Post by _Mister Scratch »

Coggins7 wrote:
Quinn notes in one of the Mormon Hierarchy books that around the 1950s, during the administration of David O. McKay, the Church began to really "promote" the LDS leader as a "prophet"---I.e., Church publications began to refer to him as the "Prophet" in print (rather than "President"). Perhaps most intriguing, as Quinn states, images are sometimes altered/adjusted to emphasize this effect. Quinn references a book on Pres. Hinckley in which GBH and his wife have glowing, halo-like aureoles of light around their heads in the cover photo.

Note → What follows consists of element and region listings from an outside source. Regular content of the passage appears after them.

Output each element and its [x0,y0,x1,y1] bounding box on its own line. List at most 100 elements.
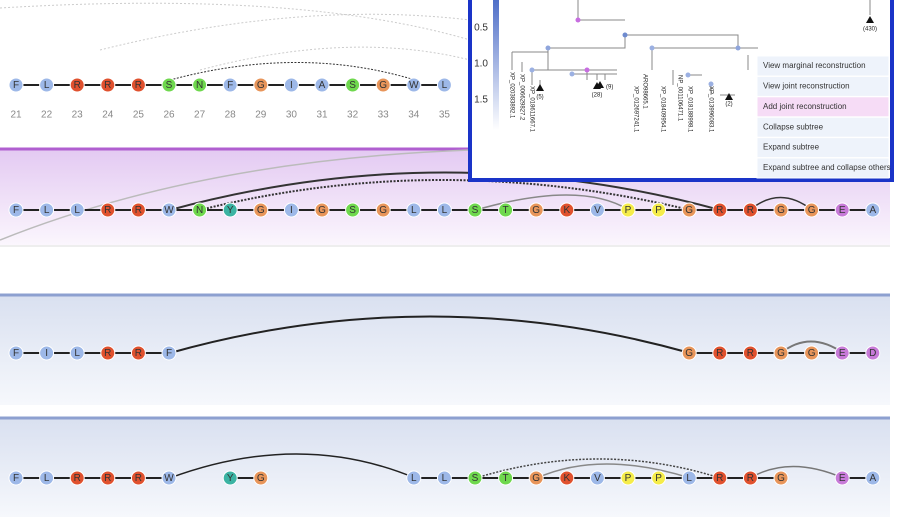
collapsed-subtree[interactable] [725,93,733,100]
residue-node[interactable] [253,202,269,218]
residue-node[interactable] [130,345,146,361]
menu-item[interactable] [756,157,890,179]
residue-node[interactable] [804,345,820,361]
residue-node[interactable] [620,202,636,218]
residue-node[interactable] [406,470,422,486]
residue-node[interactable] [865,470,881,486]
residue-node[interactable] [773,202,789,218]
residue-node[interactable] [589,470,605,486]
residue-node[interactable] [865,202,881,218]
residue-node[interactable] [467,470,483,486]
residue-label: I [45,348,48,359]
residue-node[interactable] [436,202,452,218]
residue-node[interactable] [773,470,789,486]
residue-node[interactable] [712,202,728,218]
residue-node[interactable] [834,202,850,218]
residue-node[interactable] [559,202,575,218]
residue-node[interactable] [8,77,24,93]
residue-node[interactable] [130,470,146,486]
residue-node[interactable] [161,77,177,93]
axis-tick-label: 1.5 [474,95,488,106]
residue-node[interactable] [528,202,544,218]
residue-node[interactable] [834,470,850,486]
position-label: 26 [163,110,175,121]
residue-node[interactable] [345,77,361,93]
residue-node[interactable] [69,202,85,218]
residue-node[interactable] [375,202,391,218]
residue-node[interactable] [742,470,758,486]
residue-label: G [685,348,693,359]
residue-node[interactable] [283,202,299,218]
residue-label: T [503,205,509,216]
residue-node[interactable] [161,345,177,361]
residue-node[interactable] [589,202,605,218]
residue-node[interactable] [436,77,452,93]
residue-node[interactable] [283,77,299,93]
residue-node[interactable] [651,470,667,486]
residue-label: G [808,348,816,359]
residue-node[interactable] [804,202,820,218]
residue-node[interactable] [39,345,55,361]
residue-node[interactable] [161,470,177,486]
residue-node[interactable] [375,77,391,93]
residue-node[interactable] [559,470,575,486]
residue-node[interactable] [222,470,238,486]
residue-node[interactable] [8,202,24,218]
residue-node[interactable] [253,77,269,93]
residue-node[interactable] [314,202,330,218]
residue-node[interactable] [161,202,177,218]
residue-node[interactable] [100,77,116,93]
residue-label: N [196,205,203,216]
residue-node[interactable] [620,470,636,486]
residue-node[interactable] [834,345,850,361]
residue-node[interactable] [436,470,452,486]
residue-node[interactable] [8,345,24,361]
position-label: 33 [378,110,390,121]
residue-node[interactable] [130,202,146,218]
residue-node[interactable] [192,202,208,218]
residue-node[interactable] [130,77,146,93]
residue-node[interactable] [69,470,85,486]
residue-node[interactable] [39,202,55,218]
residue-node[interactable] [253,470,269,486]
residue-node[interactable] [406,202,422,218]
leaf-label: (5) [536,95,543,101]
residue-node[interactable] [69,345,85,361]
residue-node[interactable] [39,77,55,93]
residue-node[interactable] [742,345,758,361]
residue-node[interactable] [406,77,422,93]
residue-node[interactable] [865,345,881,361]
residue-node[interactable] [467,202,483,218]
residue-node[interactable] [100,202,116,218]
residue-node[interactable] [222,77,238,93]
collapsed-subtree[interactable] [596,81,604,88]
residue-node[interactable] [39,470,55,486]
residue-node[interactable] [712,345,728,361]
collapsed-subtree[interactable] [866,16,874,23]
residue-node[interactable] [498,202,514,218]
residue-node[interactable] [345,202,361,218]
residue-node[interactable] [100,470,116,486]
residue-node[interactable] [773,345,789,361]
residue-node[interactable] [222,202,238,218]
axis-tick-label: 1.0 [474,59,488,70]
residue-node[interactable] [742,202,758,218]
residue-label: E [839,205,846,216]
residue-node[interactable] [314,77,330,93]
residue-node[interactable] [69,77,85,93]
residue-node[interactable] [712,470,728,486]
residue-node[interactable] [681,202,697,218]
collapsed-subtree[interactable] [536,84,544,91]
residue-node[interactable] [192,77,208,93]
residue-node[interactable] [498,470,514,486]
residue-node[interactable] [681,470,697,486]
residue-node[interactable] [100,345,116,361]
residue-label: S [166,80,173,91]
residue-node[interactable] [651,202,667,218]
residue-label: F [13,205,19,216]
residue-node[interactable] [8,470,24,486]
position-label: 27 [194,110,206,121]
residue-node[interactable] [681,345,697,361]
residue-label: R [747,205,754,216]
residue-node[interactable] [528,470,544,486]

Here we go. Scratch, the resident Snowball of Mormondiscussions.com trots out his attack Doberman, Mr. Quinn, the only serious scholar he's ever read cover to cover, with more of Quinn's subtle scholarly torturing of evidence to produce novel interpretations that can be attributed to his "impeccable' research. You can see Joseph referred to as a prophet (as he has always been understood in the Church) in sources from the 19th century onward, and he was always considered so by the Saints. Slight alterations in linguistic usage are precisely the kinds of things Quinn picks up on and blows into a discovery that he, breathlessly, transmits to his readers as some sea change in LDS understanding or doctrine.

This is the same charade Quinn plays in Same Sex Dynamics, a work the historical "evidence" for which he wove almost completely out of whole fabric and whose inferential excesses belie his thesis' inherent lack of substance.


A couple of thoughts here.

1) Has Coggins bothered yet to even read any of Quinn's work? (I am going to go out on a limb and venture a guess that, in fact, he has not. Probably Coggins has not bothered to read anything that doesn't fall under the purview of frontpagemag.com)

2) What, exactly, does this post even mean? I had originally made a point about the resurgence of promotion of the LDS president as a "prophet" during the administration of David O. McKay. Of course Joseph Smith had, and continues to be, revered as a prophet, seer, and revelator. My point (and Quinn's) is that this treatment of LDS leaders had waned since the time of Joseph Smith, but saw a revival during DOM's presidency.